Un haut responsable iranien a déclaré samedi que la réponse prévue face aux menaces américaines visant les installations énergétiques iraniennes viserait également les infrastructures stratégiques d’Israël et des États-Unis dans la région.
Ce responsable a indiqué à l’agence Tasnim que Téhéran a élaboré un plan global pour réagir à toute « imprudence américaine potentielle », qualifiant de « témérité » les rapports évoquant des attaques américaines et israéliennes possibles contre les infrastructures iraniennes.
Dans la nuit de vendredi à samedi, des responsables de l’administration américaine ont révélé dans des déclarations relayées par plusieurs grands journaux que le président Donald Trump avait approuvé un plan incluant des frappes sévères et étendues contre l’Iran, susceptibles de conduire à un effondrement progressif du régime.
Par ailleurs, le ministère iranien des Affaires étrangères a annoncé que le ministre Abbas Araqchi avait informé son homologue britannique lors d’un entretien téléphonique que les États-Unis avaient violé leurs engagements dans un mémorandum d’entente, empêchant ainsi sa mise en œuvre.
Dans un communiqué, le ministère a précisé qu’Araqchi avait souligné à son interlocuteur britannique que la situation actuelle dans la région résultait de l’agression américano-israélienne, avertissant que toute obstruction par des tiers des voies de passage du détroit d’Hormuz compliquerait davantage la situation.
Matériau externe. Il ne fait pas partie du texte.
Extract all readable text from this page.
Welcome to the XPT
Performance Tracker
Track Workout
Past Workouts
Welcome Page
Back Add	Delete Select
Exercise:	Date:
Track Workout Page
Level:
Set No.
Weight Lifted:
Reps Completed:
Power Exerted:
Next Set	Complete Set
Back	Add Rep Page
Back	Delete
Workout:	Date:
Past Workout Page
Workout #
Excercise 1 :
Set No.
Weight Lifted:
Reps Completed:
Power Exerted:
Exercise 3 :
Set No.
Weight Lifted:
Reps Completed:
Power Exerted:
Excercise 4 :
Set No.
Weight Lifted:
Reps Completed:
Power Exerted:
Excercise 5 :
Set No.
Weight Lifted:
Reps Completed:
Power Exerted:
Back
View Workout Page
Au cours de cet échange, Abbas Araqchi a confirmé la volonté de l’Iran d’établir des mécanismes opérationnels pour gérer la navigation dans le détroit d’Hormuz en coopération avec le sultanat d’Oman.
Simultanément, Mohammad Zolghadr, secrétaire du Conseil de sécurité nationale iranien, a indiqué que le maintien du blocus maritime américain conduirait à la fermeture stricte du détroit d’Hormuz ainsi que d’autres détroits.
Zolghadr a insisté sur le fait que l’économie mondiale, le marché de l’énergie et les électeurs américains paieraient le prix de l’escalade militaire menée par Washington dans la région.